Много сыграли партий с Гличёвым, первым практическим моим учителем: он положил конец моему ощущению непобедимости, что есть какие-то чемпионы, в то время как чемпион, выигрывающий в пределах обозримого пространства у всех, – я, по известному анекдоту про психиатра: «Больной думает, что он Наполеон, а он – всего лишь торт «Наполеон»…»
В учителях – знаменитый Макогонов, посещал его школу бакинскую, а впоследствии в МГУ – известный мастер Дуз-Хотимирский, ходил на занятия редко, были отвлекающие обстоятельства по части личной жизни, к тому же трудно совмещать с учёбой, но и – лень.
Шахмалиев, тёзка в Азербайджанском университете, к кому пришёл записаться в кружок: фамилия располагает к игре, но смысл, если перевести приземленно, – «принадлежащее шаху», «его достояние», а возвышенно – «богатство шаха»; он решил проверить мои способности и – вот это да – проиграл мне!.. Сконфужен, но не подаёт виду, тут же, используя данное ему право, вручает билет третьеразрядника. Вскоре турнир и – второй разряд, затем становлюсь чемпионом АГУ, диплом есть, и – первый разряд.

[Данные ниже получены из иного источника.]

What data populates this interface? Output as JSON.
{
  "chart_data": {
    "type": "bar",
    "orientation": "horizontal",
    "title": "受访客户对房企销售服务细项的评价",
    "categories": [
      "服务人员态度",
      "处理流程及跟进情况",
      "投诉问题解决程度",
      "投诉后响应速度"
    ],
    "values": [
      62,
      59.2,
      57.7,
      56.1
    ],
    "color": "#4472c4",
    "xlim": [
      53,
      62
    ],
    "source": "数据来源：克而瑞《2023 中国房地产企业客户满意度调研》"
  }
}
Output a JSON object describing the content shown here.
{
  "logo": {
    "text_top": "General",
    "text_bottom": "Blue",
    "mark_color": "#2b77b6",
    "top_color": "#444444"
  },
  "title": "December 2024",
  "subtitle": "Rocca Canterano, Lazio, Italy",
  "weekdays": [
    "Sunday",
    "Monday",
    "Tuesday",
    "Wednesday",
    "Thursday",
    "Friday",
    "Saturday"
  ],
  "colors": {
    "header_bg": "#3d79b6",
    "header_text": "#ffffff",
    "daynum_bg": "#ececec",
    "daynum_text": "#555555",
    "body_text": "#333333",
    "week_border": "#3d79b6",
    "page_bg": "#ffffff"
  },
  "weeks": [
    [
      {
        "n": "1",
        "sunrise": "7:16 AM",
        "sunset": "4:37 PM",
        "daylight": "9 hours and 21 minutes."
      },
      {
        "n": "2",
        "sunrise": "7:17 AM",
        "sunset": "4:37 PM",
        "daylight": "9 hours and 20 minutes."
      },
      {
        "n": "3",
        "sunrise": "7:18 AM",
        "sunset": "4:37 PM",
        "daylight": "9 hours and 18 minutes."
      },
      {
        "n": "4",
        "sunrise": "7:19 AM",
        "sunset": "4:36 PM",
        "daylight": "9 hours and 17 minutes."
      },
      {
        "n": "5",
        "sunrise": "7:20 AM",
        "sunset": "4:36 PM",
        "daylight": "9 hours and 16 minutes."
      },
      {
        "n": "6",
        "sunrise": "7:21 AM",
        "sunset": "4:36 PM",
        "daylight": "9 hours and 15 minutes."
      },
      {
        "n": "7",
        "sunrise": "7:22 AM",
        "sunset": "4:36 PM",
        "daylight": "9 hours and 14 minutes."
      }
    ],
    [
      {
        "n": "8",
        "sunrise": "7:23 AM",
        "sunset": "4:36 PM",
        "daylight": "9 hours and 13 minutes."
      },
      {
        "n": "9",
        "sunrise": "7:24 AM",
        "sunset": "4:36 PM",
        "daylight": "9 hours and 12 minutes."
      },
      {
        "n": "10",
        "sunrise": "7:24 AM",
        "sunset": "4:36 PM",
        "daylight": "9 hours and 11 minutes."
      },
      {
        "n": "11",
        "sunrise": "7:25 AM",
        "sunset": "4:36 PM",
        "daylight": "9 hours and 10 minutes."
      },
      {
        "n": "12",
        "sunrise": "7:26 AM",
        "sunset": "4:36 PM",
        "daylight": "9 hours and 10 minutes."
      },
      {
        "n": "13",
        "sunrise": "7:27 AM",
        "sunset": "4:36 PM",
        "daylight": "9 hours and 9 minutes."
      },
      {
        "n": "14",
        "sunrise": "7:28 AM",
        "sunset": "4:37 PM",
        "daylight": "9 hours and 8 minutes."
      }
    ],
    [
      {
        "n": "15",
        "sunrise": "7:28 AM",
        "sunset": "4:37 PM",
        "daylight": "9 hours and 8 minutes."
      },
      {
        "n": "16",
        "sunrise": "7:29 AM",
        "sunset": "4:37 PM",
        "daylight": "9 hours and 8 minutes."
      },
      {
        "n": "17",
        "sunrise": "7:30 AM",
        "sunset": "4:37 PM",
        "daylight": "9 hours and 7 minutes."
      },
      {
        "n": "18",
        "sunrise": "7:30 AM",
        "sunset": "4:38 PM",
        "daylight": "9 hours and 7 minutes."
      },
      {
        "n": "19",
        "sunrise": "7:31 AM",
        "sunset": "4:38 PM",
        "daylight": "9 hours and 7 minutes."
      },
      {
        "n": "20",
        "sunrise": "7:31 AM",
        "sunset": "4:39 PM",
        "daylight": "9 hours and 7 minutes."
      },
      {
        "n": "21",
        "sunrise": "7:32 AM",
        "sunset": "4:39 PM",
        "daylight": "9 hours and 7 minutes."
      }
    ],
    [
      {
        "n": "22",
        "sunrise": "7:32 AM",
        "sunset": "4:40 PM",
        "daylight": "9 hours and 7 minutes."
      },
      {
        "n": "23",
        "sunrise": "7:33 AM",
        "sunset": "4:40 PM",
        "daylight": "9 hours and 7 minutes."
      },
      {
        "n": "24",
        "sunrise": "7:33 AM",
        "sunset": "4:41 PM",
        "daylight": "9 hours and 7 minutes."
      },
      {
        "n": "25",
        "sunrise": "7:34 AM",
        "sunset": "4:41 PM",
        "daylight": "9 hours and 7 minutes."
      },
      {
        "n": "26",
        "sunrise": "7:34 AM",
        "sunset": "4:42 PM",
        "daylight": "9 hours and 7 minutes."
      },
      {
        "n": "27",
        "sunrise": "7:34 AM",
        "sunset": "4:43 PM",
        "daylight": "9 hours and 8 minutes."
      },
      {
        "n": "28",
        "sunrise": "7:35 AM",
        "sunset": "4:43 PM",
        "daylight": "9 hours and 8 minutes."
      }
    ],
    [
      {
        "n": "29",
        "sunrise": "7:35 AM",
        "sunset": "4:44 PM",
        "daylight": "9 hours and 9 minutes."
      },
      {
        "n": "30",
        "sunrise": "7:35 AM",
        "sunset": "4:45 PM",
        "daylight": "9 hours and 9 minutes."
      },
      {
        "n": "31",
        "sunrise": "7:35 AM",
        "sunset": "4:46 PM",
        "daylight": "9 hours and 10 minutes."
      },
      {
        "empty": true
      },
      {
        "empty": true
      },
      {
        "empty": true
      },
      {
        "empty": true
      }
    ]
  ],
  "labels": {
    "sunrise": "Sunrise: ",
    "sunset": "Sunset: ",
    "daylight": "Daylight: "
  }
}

И вот – турнир перворазрядников, в котором участвует и Шахмалиев; я уже подтвердил разряд, и в последнем туре – встреча с ним, претендентом на призовое место: если выиграет – делит первые два места с Листенгартеном, он высок, худощав, точно денди лондонский, гордо носит голову, взгляд чуть надменный, – уже завершил турнир, не отходит от нашего стола, внимательно следит за игрой. Ему для единоличного лидерства нужна моя победа, а Шахмалиева даже ничейный исход не устраивает, – тотчас отбрасывается на второе место; а ситуация в нашей партии – для него проигрышная, и, сделав очередной ход, хожу по залу. Но… – болеющие за Шахмалиева давят на меня, взывают к моей совести, де, не смею обижать учителя, который столько для тебя сделал, к тому же призовое место мне не светит, подтверждение разряда есть, чего же ещё?! Я колеблюсь, нажим усиливается. Во мне борются профессиональная этика и благодарность к учителю, он всегда искренне желал мне успехов, делился секретами игры, болел за меня, когда шаг за шагом я шёл к званию чемпиона АГУ, университета… – если выиграю, мы станем с ним врагами. Может, помочь и пусть выясняют потом, сыграют друг с другом и выяснят, кто из них первый, и не убеждён, что Листенгартен, с кем я свёл партию вничью, играет сильнее; к тому же играя с тем, чувствовал, как бы сказать мягче? пренебрежительное, даже высокомерное его отношение к юнцу, вздумавшему с ним тягаться, и кому, де, повезло с ничьёй. Но не так-то просто обратить выигрыш в проигрыш – надо придумать комбинационный просчёт, и… я беру не за ту ладью, тут же хватаясь за голову: ах, досада – зевнул! Листенгартен всё понял: я совершил недоброе. «Ну да, – словно слышу его, нынче он шахматный мастер, – сотворить недостойное, потом оправдываться, что не устоял перед натиском земляков!» Ни разу не встретился потом ни с тёзкой Шахмалиевым, ни с Листенгартеном (живы ли? кажется, Листенгартен живёт в Америке).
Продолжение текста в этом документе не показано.